Immunotherapy, the use of one’s own immune system to fight disease, is a common treatment for cancers. In one form or another, immunotherapy has been involved in the fight against cancer for many years. One of the first immunotherapies is called Coley toxin, named after the scientist who discovered it: William B. Coley. Coley realized the potential of immunotherapy after he injected streptococcal bacteria into a patient with inoperable cancer. He found that the subsequent bacterial infection shrank the tumor. Coley’s toxins are no longer used to treat cancer. Instead specialized treatments, built off Coley’s ideas, are used to treat many different types of cancer.
>Bacillus Calmette-Guerin (BCG) is another old immunotherapy treatment. It is used for early-stage bladder cancer. The treatment uses a weakened form of the bacterium Mycobacterium bovis. Like Coley’s toxins, BCG triggers a strong immune response, including one against the cancer. However, this treatment is often in short supply within the United States. For these times of scarcity, the initial (induction) treatment with BCG is being recommended for non-muscle invasive bladder cancer (located in the tissues that line the surface of the bladder).

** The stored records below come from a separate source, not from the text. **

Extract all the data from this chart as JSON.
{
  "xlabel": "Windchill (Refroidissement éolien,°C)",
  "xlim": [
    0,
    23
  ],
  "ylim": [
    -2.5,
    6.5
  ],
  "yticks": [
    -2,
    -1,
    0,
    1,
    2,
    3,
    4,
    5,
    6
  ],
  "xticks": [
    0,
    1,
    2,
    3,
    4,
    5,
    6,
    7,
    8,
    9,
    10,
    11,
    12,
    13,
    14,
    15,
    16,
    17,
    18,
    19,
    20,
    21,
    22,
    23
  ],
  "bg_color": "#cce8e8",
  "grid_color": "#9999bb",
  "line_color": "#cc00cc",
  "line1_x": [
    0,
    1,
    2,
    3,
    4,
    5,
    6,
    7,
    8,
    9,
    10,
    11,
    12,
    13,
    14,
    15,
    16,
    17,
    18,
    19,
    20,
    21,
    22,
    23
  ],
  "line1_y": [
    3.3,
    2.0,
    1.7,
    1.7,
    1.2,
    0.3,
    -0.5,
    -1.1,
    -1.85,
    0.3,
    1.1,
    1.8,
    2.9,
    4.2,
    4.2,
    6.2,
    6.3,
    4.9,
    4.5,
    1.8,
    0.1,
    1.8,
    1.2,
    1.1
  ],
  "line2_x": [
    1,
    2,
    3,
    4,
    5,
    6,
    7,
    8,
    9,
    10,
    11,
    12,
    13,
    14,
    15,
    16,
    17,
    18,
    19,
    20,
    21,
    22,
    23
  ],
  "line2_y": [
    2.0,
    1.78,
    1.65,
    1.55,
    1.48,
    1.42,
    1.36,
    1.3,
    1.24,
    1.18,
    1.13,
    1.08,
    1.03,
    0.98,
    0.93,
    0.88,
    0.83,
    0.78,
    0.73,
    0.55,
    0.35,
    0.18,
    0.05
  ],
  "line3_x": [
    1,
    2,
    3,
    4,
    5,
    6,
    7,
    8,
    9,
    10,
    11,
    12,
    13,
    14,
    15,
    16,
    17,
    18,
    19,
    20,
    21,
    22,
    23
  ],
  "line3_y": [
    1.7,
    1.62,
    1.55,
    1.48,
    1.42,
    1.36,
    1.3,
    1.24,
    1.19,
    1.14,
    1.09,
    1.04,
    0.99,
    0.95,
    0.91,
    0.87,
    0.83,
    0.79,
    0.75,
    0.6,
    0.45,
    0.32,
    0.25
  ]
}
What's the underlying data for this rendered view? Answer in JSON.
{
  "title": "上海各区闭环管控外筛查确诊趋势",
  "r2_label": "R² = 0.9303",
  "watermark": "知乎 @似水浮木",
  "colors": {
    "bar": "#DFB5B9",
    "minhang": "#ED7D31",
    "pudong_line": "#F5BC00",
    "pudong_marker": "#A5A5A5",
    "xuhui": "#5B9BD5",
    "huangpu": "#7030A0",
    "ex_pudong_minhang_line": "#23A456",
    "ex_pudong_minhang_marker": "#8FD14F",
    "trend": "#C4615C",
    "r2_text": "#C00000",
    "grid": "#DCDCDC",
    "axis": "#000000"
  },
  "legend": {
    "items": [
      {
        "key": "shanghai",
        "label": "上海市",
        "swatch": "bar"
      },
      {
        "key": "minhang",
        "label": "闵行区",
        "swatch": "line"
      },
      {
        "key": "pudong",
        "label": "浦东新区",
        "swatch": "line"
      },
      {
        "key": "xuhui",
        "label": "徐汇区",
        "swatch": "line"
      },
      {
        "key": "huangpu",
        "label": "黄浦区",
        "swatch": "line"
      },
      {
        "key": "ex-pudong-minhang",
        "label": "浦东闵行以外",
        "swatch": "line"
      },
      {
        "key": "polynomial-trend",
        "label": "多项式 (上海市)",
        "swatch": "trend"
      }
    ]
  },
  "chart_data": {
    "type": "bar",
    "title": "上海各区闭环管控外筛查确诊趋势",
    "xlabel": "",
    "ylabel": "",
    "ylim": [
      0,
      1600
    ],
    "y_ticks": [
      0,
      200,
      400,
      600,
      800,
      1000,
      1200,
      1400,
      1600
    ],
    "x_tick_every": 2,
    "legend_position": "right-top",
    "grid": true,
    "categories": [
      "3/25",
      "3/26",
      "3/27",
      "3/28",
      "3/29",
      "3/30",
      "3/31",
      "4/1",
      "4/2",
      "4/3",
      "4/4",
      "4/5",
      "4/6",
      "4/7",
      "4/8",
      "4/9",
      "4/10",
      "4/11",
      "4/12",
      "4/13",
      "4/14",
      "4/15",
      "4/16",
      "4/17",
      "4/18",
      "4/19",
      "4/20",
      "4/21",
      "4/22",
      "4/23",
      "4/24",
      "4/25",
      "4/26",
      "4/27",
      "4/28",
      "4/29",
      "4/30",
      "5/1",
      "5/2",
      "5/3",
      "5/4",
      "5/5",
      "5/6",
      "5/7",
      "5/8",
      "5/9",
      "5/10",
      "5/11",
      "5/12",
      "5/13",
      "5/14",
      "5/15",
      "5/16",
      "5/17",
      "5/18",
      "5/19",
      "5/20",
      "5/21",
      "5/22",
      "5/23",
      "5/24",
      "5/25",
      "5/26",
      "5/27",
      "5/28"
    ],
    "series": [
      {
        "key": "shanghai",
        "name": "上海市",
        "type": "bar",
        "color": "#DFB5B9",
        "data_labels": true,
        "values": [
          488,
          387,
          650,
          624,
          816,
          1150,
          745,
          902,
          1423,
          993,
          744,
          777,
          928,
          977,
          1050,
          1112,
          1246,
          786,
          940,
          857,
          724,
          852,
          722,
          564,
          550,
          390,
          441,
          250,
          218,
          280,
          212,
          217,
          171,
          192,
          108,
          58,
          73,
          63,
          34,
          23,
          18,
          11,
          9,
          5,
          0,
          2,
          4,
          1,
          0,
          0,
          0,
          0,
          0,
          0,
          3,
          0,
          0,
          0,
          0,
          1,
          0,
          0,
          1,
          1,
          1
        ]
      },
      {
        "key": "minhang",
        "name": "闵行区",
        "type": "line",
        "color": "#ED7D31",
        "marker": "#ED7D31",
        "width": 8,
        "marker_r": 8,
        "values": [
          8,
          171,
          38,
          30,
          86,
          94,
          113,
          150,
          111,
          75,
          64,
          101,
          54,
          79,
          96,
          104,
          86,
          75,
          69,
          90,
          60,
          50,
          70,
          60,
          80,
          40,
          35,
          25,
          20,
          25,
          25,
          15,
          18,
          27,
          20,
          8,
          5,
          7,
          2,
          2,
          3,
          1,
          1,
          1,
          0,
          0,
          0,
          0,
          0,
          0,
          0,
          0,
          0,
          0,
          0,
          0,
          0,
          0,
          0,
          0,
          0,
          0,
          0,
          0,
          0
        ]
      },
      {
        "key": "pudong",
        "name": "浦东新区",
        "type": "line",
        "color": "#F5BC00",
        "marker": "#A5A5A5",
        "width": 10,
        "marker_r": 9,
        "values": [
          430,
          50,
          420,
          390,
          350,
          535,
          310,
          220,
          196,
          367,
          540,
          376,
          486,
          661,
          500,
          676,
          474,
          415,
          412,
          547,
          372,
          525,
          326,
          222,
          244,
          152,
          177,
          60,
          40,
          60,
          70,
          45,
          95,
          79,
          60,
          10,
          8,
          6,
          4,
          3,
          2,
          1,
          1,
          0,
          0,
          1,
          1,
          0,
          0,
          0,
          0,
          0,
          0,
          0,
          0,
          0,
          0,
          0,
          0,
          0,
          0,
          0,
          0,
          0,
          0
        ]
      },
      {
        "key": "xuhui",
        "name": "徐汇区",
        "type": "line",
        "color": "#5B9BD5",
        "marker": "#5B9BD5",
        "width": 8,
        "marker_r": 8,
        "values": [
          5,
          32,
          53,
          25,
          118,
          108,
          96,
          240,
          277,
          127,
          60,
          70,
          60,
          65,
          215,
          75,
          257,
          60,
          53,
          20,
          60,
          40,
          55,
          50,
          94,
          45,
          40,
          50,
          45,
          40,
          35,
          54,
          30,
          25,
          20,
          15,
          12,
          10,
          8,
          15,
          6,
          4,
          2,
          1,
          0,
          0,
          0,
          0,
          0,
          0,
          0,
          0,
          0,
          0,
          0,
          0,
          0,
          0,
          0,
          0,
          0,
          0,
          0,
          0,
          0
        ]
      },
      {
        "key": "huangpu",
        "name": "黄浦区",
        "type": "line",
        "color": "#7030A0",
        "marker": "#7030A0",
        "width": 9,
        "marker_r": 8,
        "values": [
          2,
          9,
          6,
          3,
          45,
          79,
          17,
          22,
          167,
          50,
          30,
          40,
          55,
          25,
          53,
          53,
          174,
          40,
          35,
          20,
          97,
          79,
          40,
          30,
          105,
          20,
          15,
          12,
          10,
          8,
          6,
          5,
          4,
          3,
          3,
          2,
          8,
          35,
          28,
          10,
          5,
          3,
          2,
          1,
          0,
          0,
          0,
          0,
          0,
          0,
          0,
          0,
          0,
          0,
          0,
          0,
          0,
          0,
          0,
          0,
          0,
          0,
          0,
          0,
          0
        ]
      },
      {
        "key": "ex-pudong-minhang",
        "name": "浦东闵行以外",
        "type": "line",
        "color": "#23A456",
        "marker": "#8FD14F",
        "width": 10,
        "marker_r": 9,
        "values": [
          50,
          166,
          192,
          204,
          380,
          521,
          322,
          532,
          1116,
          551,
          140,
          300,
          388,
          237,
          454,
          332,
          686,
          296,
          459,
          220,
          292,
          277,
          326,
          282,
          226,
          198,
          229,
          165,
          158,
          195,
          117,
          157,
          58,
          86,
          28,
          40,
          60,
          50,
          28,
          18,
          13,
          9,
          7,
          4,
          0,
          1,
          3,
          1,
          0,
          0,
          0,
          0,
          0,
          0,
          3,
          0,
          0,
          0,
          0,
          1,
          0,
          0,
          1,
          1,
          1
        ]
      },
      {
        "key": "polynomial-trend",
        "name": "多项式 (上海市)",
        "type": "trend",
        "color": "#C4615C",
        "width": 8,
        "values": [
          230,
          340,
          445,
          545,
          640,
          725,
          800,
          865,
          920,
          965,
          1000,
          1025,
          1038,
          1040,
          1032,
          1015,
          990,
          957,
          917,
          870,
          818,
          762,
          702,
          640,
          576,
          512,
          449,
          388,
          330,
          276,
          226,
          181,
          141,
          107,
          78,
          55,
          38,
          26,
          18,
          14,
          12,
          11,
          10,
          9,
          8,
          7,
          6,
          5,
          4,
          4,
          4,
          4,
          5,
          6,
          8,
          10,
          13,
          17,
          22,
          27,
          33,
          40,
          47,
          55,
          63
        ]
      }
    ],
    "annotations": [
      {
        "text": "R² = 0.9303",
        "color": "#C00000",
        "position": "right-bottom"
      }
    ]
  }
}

Usually, additional doses of BCG (maintenance BCG) are recommended if the patient has a complete response to induction BCG. Researchers from the Mayo Clinic led by urologic oncologist Stephen A. Boorjian, M.D., of Mayo Clinic in Rochester, Minnesota, have conducted a study to determine the cost-effectiveness of maintenance BCG compared to monitoring the patient’s condition closely (surveillance) after the induction BCG treatment.
The researchers determined the cost-effectiveness of maintenance BCG by analyzing the utility values, patient outcomes, and toxicity from the 2018 U.S. Medicare records. They found that at 5 years, the average cost per patient for surveillance was $885 less than maintenance BCG, but both approaches has the same result in terms of patient survival. Maintenance was only more cost-effective when patients had a progression rate for non-muscle invasive bladder cancer of less than 2.1%. However, this is only likely for high risk non-muscle invasive bladder cancer.
Maintenance BCG ultimately proved to be less cost-effective than surveillance in most situations. This means doctors should prioritize induction BSG therapy and reserve maintenance BSG for high risk non-muscle invasive bladder cancer.